Friday, February 3, 2012

Orange Almond Cake

I haven't actually tried this recipe yet, but it looks fantastic. I'll make notes if I try anything a little different.

From: http://shecraves.typepad.com/my_weblog/2006/02/orange_almond_c.html


3 oranges (or 6 clementines, tangerines, or 4 Meyer lemons)

water for boiling

6 eggs

1 cup plus 2 tablespoons sugar (1/4 cup more for lemons)

2 1/2 cups ground almonds

1 teaspoon baking powder

superfine sugar for dusting

whipped cream

dark chocolate shavings

  1. Preheat oven to 350 deg F.
  2. Place the fruit in the pot and cover with water. Bring to a boil and cook for about two hours until it's tender all the way through (pierces easily with a knife, "like butta" as they say).
  3. Cut the fruit in quarters and fish out the white pips (the big chunk of white membrance usually at two points in the fruit).

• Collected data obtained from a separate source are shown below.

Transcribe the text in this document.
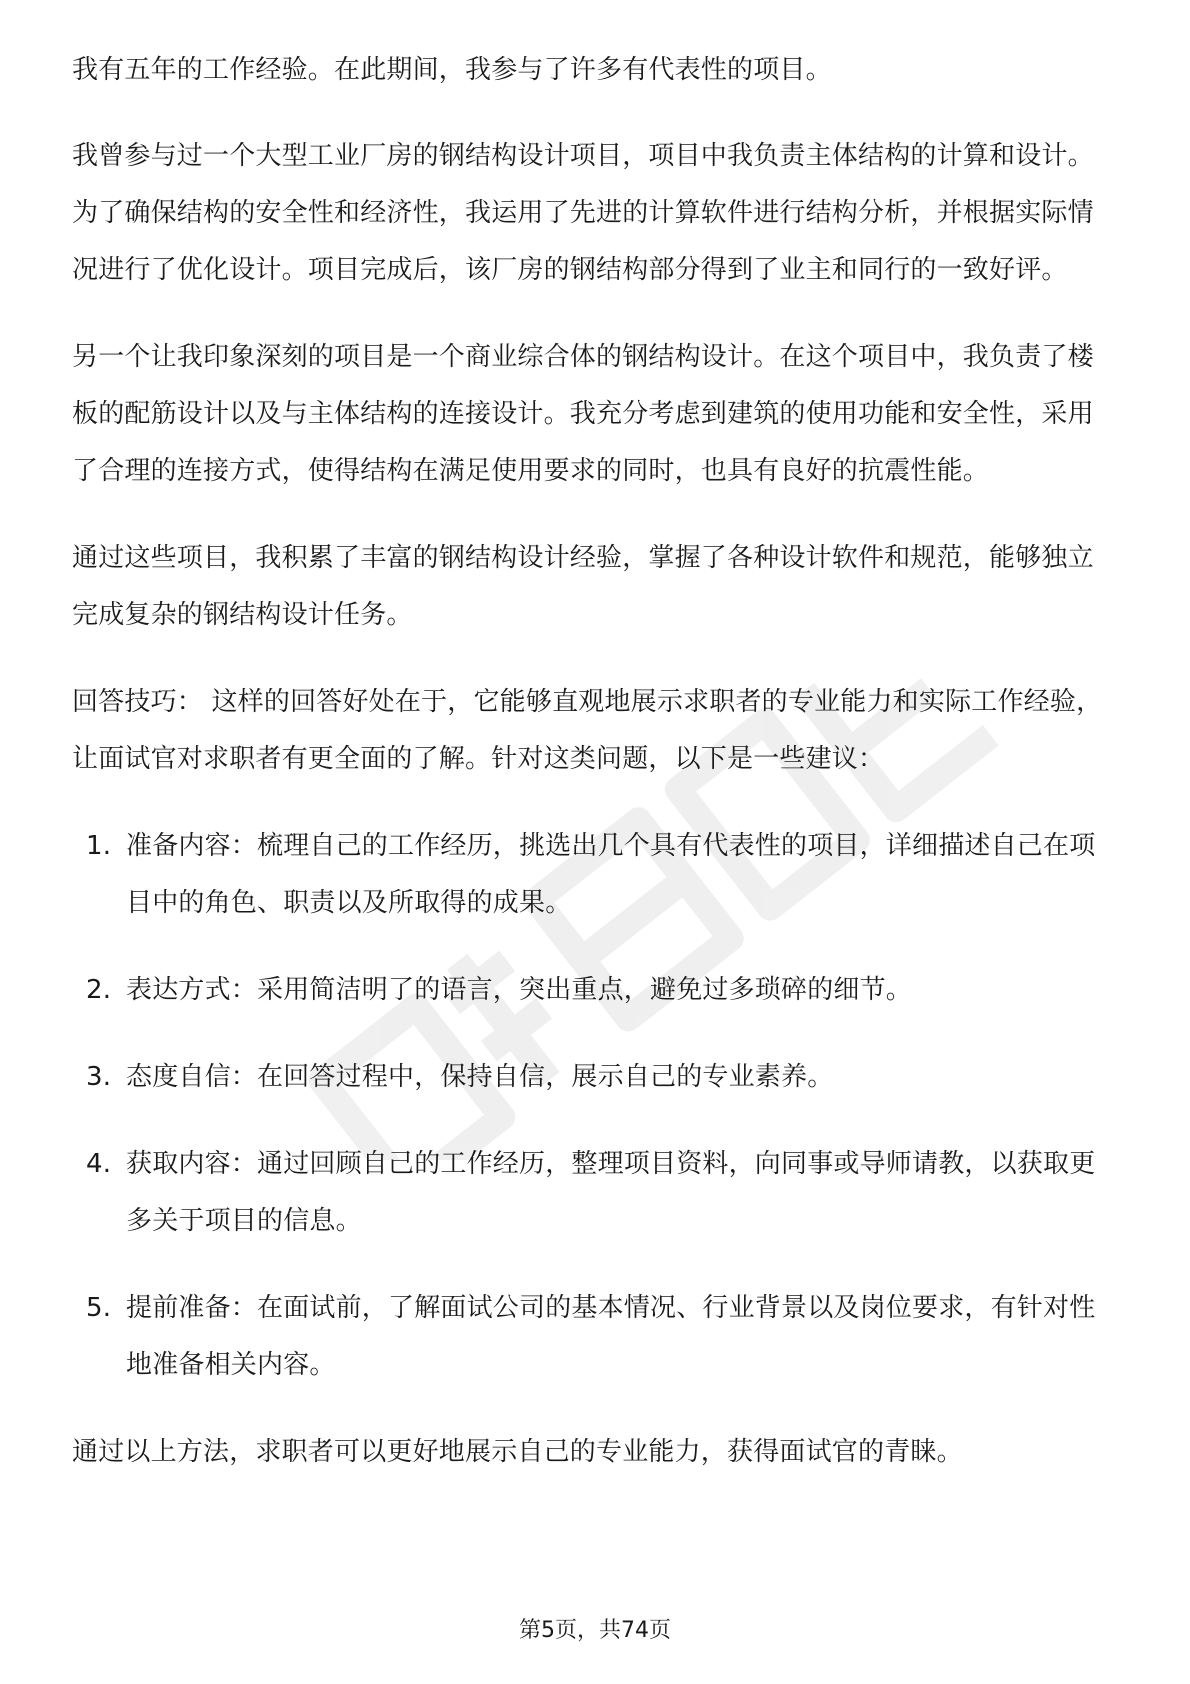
我有五年的工作经验。在此期间，我参与了许多有代表性的项目。

我曾参与过一个大型工业厂房的钢结构设计项目，项目中我负责主体结构的计算和设计。为了确保结构的安全性和经济性，我运用了先进的计算软件进行结构分析，并根据实际情况进行了优化设计。项目完成后，该厂房的钢结构部分得到了业主和同行的一致好评。

另一个让我印象深刻的项目是一个商业综合体的钢结构设计。在这个项目中，我负责了楼板的配筋设计以及与主体结构的连接设计。我充分考虑到建筑的使用功能和安全性，采用了合理的连接方式，使得结构在满足使用要求的同时，也具有良好的抗震性能。

通过这些项目，我积累了丰富的钢结构设计经验，掌握了各种设计软件和规范，能够独立完成复杂的钢结构设计任务。

回答技巧： 这样的回答好处在于，它能够直观地展示求职者的专业能力和实际工作经验，让面试官对求职者有更全面的了解。针对这类问题，以下是一些建议：

1. 准备内容：梳理自己的工作经历，挑选出几个具有代表性的项目，详细描述自己在项目中的角色、职责以及所取得的成果。
2. 表达方式：采用简洁明了的语言，突出重点，避免过多琐碎的细节。
3. 态度自信：在回答过程中，保持自信，展示自己的专业素养。
4. 获取内容：通过回顾自己的工作经历，整理项目资料，向同事或导师请教，以获取更多关于项目的信息。
5. 提前准备：在面试前，了解面试公司的基本情况、行业背景以及岗位要求，有针对性地准备相关内容。

通过以上方法，求职者可以更好地展示自己的专业能力，获得面试官的青睐。

第5页，共74页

Then put the fruit into the food processor and puree. Pith, skin, and fruit—everything.
  4. Add the eggs and pulse until combined. Add the dry ingredients and mix well.
  5. Pour into two prepared 9-inch cake pans or one 8-inch springform pan (buttered and parchment-lined). Bake in a pre-heated 350 degree oven for about an hour.
  6. Remove from the oven and let cool in the pan. When it's cooled, unmold and sprinkle with superfine sugar. Serve with whipped cream and chocolate shavings.

TIPS:
*You can make the cake ahead. It keeps for up to four days. After that the cake will resemble anything that sits still outside in a Seattle winter—mold and perhaps even moss will start to grow.

*You can even make components of the recipe in advance. For instance, I ground my own almonds (with the blanched slivered almonds from the bulk bin) one day to use later in the week. And you can poach the oranges to use another day. Just keep them covered and in the fridge until you're ready for some CuisinArt fun.